Schulung soll ausgebaut werden

Wird in diesem Bereich also genug getan? "Es gibt ganz bestimmt noch viel zu tun", sagt Sébastien Jaquier. "Es gibt aber auch ein Bewusstsein. Wir müssen nicht mehr das Interesse bei den Gemeinden und bei den Kantonen wecken." Für "E-Learning Cyber" habe man jetzt eine operative Gruppe aufgebaut, um Feedbacks einzuholen. "Mit diesen Feedbacks und auch mit der Überwachung der Cyberlage prüfen wir, ob Inhalte angepasst und ergänzt werden sollen oder ob neue Themen hinzukommen sollen." Zwei zusätzliche Module würden schon in Kürze eingeführt.
Ausgerichtet sei die Schulung nach wie vor auf Behörden, Verwaltungen und behördennahe Organisationen.
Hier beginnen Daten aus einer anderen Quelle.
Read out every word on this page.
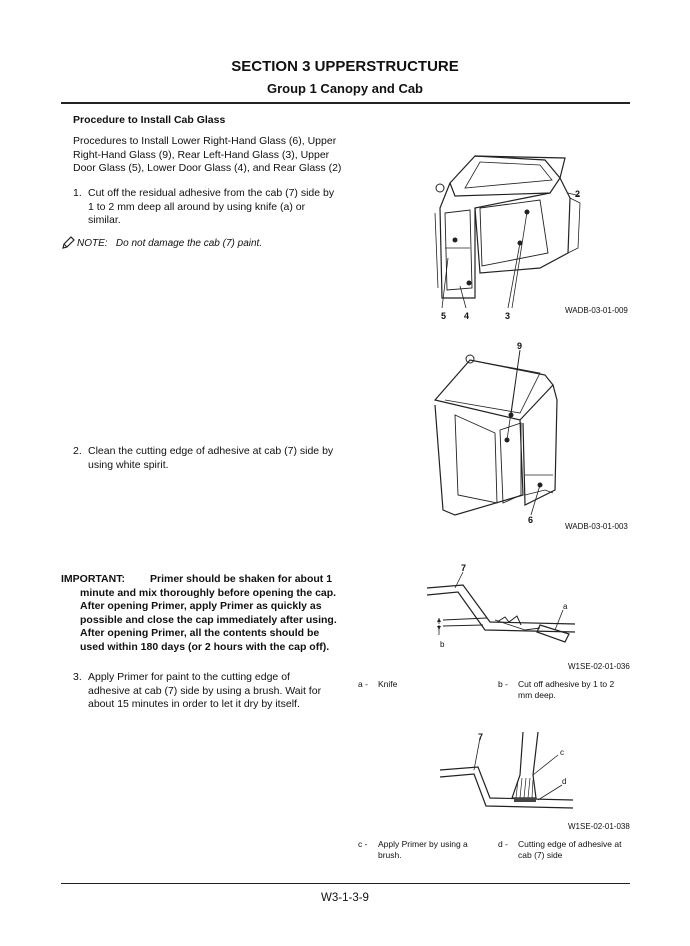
SECTION 3 UPPERSTRUCTURE
Group 1 Canopy and Cab
Procedure to Install Cab Glass
Procedures to Install Lower Right-Hand Glass (6), Upper Right-Hand Glass (9), Rear Left-Hand Glass (3), Upper Door Glass (5), Lower Door Glass (4), and Rear Glass (2)
1. Cut off the residual adhesive from the cab (7) side by 1 to 2 mm deep all around by using knife (a) or similar.
NOTE: Do not damage the cab (7) paint.
2. Clean the cutting edge of adhesive at cab (7) side by using white spirit.
IMPORTANT:	Primer should be shaken for about 1 minute and mix thoroughly before opening the cap. After opening Primer, apply Primer as quickly as possible and close the cap immediately after using. After opening Primer, all the contents should be used within 180 days (or 2 hours with the cap off).
3. Apply Primer for paint to the cutting edge of adhesive at cab (7) side by using a brush. Wait for about 15 minutes in order to let it dry by itself.
2
5 4	3
WADB-03-01-009
9
6
WADB-03-01-003
7
a
b
W1SE-02-01-036
a - Knife	b - Cut off adhesive by 1 to 2 mm deep.
7
c
d
W1SE-02-01-038
c - Apply Primer by using a brush.
d - Cutting edge of adhesive at cab (7) side
W3-1-3-9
Aber auch Privatpersonen oder Unternehmen könnten die Trainings der Website nutzen. "Es ist auch nicht ausgeschlossen, dass man künftig aus diesem Modell eine ähnliche Lösung baut für ein anderes Zielpublikum, zum Beispiel für die Bevölkerung oder für Unternehmen", sagt Jaquier.